Barrett also said Wallin was coping with financially tough times at the parish at the start of the Recession in 2008.

"He was floundering and overwhelmed," she said. "The man who had given help to others was unable to accept help."

Assistant U.S. Attorney Patrick Caruso told the judge that Wallin "abandoned his priestly life" and became a meth addict, associating with other meth users.

He acknowledged Wallin's service as a priest and his charitable work and said he's "genuinely remorseful." But Wallin, who worked in Bridgeport and Danbury, was the "most culpable" as head of the meth ring, the prosecutor said.
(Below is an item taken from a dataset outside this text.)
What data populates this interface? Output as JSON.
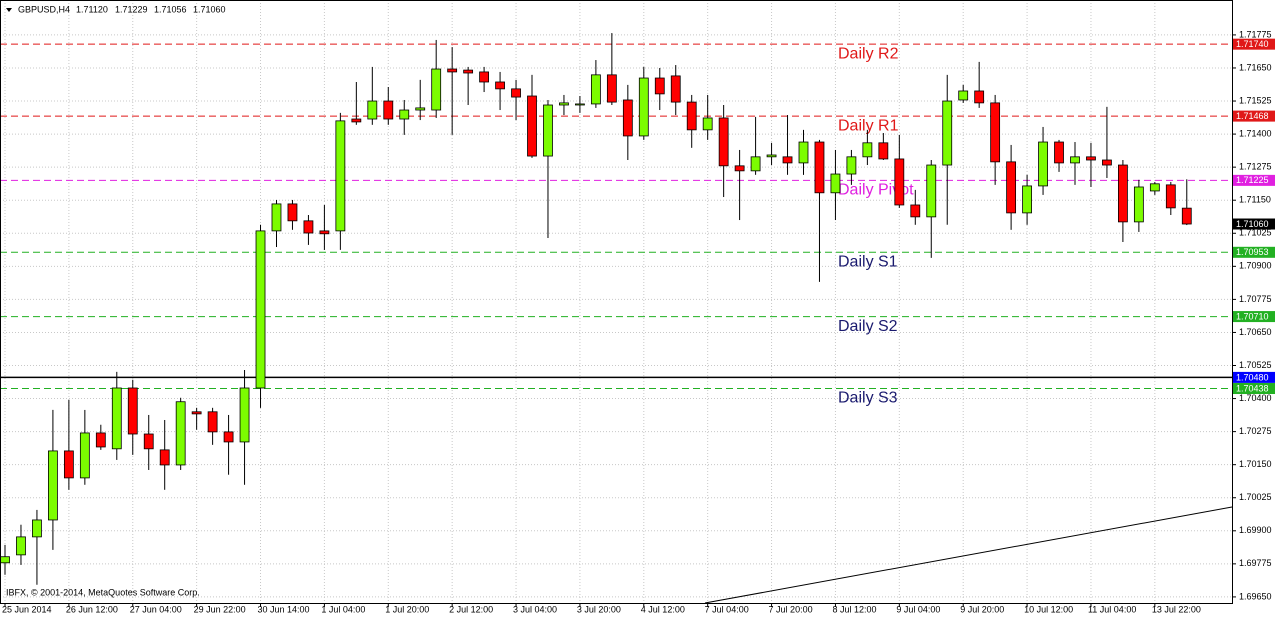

"He turned his apartment into a meth den for people to buy meth, to use meth," he said. "The public didn't know how he became a stone-cold drug dealer."

A psychiatrist who works with drug addicts, a church colleague of Wallin's and several others asked Covello for leniency.

"We try to judge wisely and justly," Monsignor Andrew Varga of Westport told the judge. "His human failings got in the way of his better judgment. We ask you to judge wisely and justly."